[Lldb-commits] [PATCH] D33674: Implementation of Intel(R) Processor Trace support for Linux

Pavel Labath via Phabricator via lldb-commits lldb-commits at lists.llvm.org
Mon Jun 26 08:22:59 PDT 2017

labath added a comment.

In https://reviews.llvm.org/D33674#790595, @ravitheja wrote:

> Yes you can start looking at it. The thing with munmap stuff is the following, you basically don't want to give the user an opportunity to have an uninitialized or instances which have been destroyed but not deleted.
>  So I removed the Destroy function from the public space. Now the user need not worry about Destroy function.

Ok, so that was one of my reasons for doing this. The other one is internal code cleanlyness -- it's much easier to verify that the code is healthy by just looking at it when the initialization and deinitialization is close together. unique_ptr allows you to do that. In this code

  if ((result = mmap(..., size)) != MAP_FAILED)
    ptr_up = std::unique_ptr(result, mmap_deleter(size));

the init and deinit code is on adjecant line, and it's guaranteed than memory will be freed. Here:

  first_function() {
  ptr = mmap(..., size);
  ref=ArrayRef(ptr, size-1);
  second_function() {
    // Remember to increment size by one
    munmap(ref.data(), ref.size()+1);

it's not so obvious because the code is far apart and you need to carry state around.

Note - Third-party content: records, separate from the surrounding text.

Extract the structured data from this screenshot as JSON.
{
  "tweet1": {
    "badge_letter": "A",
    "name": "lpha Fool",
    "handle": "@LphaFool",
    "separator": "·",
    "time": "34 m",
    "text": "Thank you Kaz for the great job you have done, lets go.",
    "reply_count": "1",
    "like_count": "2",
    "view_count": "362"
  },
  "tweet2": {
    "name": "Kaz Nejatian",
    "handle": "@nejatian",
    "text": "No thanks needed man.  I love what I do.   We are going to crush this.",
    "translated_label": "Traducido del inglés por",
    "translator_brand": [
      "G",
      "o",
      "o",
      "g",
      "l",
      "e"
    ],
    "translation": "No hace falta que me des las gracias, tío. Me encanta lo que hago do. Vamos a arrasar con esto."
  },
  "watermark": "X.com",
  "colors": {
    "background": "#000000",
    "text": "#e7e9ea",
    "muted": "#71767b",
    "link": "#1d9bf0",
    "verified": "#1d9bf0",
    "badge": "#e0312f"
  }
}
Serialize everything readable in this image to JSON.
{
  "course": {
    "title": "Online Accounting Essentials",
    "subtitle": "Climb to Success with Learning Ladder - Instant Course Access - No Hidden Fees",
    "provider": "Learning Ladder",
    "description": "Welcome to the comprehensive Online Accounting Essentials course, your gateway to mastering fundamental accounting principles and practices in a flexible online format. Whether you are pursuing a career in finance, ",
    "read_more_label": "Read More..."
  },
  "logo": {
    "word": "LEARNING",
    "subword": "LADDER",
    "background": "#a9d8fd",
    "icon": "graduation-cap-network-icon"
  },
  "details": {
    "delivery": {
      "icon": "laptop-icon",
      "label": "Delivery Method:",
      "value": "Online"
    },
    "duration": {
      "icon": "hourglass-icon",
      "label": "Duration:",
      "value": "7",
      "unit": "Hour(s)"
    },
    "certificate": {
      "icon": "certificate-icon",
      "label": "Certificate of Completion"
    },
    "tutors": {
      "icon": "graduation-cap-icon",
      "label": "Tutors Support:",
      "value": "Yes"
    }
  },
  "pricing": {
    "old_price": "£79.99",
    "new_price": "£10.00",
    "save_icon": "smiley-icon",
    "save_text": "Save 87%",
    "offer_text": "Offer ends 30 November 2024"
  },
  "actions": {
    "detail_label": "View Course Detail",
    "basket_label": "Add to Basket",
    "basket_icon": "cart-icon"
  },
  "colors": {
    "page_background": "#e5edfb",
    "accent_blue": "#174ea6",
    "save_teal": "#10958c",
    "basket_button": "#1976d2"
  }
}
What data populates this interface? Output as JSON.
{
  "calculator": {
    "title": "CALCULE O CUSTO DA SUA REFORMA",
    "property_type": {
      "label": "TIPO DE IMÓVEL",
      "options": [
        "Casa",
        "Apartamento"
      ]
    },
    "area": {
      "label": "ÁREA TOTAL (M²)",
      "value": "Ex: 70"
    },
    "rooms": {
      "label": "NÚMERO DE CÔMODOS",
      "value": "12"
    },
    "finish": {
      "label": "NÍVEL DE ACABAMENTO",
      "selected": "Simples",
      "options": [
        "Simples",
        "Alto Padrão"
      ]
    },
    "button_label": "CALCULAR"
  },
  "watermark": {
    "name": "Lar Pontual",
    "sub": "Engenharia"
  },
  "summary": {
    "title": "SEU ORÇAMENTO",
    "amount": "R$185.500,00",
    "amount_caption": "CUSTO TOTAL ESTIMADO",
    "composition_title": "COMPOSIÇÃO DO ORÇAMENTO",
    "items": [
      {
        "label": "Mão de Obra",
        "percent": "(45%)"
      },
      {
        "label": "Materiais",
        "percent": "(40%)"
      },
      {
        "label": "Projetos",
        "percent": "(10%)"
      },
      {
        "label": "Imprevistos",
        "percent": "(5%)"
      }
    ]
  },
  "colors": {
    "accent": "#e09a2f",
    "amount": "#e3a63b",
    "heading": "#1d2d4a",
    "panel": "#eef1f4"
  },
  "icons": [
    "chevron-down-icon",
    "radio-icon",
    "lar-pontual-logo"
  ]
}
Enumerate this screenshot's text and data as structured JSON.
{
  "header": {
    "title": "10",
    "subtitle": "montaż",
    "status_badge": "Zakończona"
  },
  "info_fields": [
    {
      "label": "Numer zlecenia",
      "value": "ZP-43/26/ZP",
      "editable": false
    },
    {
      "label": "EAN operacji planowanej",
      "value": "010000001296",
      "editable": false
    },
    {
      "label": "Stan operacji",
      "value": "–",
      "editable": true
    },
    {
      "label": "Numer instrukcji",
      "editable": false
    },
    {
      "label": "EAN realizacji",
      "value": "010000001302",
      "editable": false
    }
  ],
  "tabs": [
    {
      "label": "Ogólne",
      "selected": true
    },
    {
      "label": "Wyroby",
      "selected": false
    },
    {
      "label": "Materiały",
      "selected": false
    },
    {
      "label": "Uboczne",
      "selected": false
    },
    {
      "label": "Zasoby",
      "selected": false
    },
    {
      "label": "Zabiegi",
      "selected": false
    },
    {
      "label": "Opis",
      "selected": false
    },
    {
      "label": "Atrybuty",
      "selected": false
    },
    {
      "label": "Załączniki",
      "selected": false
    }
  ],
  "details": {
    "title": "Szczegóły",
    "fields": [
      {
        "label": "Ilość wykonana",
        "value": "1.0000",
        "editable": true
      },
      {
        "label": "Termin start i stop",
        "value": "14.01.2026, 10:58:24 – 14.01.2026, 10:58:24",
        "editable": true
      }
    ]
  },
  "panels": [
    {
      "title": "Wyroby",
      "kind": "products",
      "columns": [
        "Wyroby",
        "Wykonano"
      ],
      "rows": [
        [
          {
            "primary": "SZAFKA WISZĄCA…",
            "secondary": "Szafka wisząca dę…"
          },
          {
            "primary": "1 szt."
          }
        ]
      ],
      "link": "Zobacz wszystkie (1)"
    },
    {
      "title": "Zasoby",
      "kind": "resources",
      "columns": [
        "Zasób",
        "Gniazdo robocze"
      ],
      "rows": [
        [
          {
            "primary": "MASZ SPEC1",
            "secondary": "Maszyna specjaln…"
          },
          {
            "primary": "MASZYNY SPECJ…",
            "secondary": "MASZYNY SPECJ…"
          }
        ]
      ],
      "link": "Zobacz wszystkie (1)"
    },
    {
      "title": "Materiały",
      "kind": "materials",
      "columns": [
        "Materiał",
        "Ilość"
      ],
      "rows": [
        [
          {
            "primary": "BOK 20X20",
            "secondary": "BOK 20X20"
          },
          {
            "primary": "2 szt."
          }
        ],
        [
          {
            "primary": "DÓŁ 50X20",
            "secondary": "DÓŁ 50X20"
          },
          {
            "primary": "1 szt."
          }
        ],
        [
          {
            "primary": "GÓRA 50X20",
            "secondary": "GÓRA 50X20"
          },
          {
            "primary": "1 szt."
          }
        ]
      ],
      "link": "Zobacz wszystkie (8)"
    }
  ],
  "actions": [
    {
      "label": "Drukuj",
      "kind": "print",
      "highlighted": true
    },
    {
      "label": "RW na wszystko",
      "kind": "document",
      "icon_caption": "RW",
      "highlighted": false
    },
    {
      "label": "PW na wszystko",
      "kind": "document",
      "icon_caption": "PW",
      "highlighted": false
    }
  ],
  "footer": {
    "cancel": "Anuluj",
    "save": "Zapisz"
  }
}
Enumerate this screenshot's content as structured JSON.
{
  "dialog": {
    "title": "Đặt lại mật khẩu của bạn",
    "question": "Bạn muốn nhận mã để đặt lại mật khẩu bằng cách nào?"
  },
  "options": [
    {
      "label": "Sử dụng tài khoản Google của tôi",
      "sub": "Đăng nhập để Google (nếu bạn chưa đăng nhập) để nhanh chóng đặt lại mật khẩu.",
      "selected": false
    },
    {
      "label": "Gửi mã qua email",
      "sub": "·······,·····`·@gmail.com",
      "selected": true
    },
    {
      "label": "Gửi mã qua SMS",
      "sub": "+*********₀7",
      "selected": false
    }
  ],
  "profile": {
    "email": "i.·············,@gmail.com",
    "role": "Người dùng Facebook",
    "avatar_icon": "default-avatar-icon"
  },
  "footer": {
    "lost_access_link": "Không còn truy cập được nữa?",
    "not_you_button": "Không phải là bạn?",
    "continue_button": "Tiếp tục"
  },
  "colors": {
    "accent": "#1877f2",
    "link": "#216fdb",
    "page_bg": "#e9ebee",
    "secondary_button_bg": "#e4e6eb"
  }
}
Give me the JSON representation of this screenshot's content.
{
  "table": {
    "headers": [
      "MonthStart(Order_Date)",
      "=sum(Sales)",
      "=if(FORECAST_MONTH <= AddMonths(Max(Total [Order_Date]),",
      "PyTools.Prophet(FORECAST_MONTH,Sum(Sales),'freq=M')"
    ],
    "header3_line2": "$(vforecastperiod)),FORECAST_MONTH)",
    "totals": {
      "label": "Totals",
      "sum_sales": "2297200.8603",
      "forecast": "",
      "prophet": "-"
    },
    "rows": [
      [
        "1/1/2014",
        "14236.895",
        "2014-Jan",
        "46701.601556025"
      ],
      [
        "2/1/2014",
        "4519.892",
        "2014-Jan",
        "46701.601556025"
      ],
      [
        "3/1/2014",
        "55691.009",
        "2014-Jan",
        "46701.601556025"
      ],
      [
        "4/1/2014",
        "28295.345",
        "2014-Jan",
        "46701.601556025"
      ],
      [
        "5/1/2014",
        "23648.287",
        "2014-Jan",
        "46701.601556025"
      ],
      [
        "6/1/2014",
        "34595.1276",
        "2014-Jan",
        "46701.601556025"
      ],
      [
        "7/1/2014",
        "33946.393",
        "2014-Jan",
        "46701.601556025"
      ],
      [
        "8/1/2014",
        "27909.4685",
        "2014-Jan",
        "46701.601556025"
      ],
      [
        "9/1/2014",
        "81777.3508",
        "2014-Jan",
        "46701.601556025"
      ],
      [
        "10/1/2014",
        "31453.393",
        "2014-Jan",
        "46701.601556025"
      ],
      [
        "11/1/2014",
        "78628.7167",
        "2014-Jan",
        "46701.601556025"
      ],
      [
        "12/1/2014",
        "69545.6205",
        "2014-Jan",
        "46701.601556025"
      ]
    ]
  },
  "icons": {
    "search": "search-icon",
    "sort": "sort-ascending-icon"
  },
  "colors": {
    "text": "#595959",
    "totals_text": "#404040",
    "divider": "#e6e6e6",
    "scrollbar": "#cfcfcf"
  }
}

To verify correctness I need to look at the two pieces of code, and then find all possible code paths between them.

> Regarding the testing strategy, we have tests at two levels, one at the SB API level and the other at the tool level.

Cool, are you going to put some of those tests in this patch?

Comment at: source/Plugins/Process/Linux/ProcessorTrace.cpp:393
+  llvm::SmallVector<MutableArrayRef<uint8_t>, 2> parts = {
+      src.slice(src_cyc_index), src.drop_back(src.size() - src_cyc_index)};
ravitheja wrote:
> labath wrote:
> > Isn't the drop-back expression equivalent to `src.take_front(src_cyc_index)`?
> The problem with that is I don't see the documentation of some functions and I have to dig in the code.
> Which is why I did not used it.
That's fine, there are a lot of these APIs and it's not possible to remember all of them.  However, now that you know about the function, wouldn't you agree that it's cleaner to use it?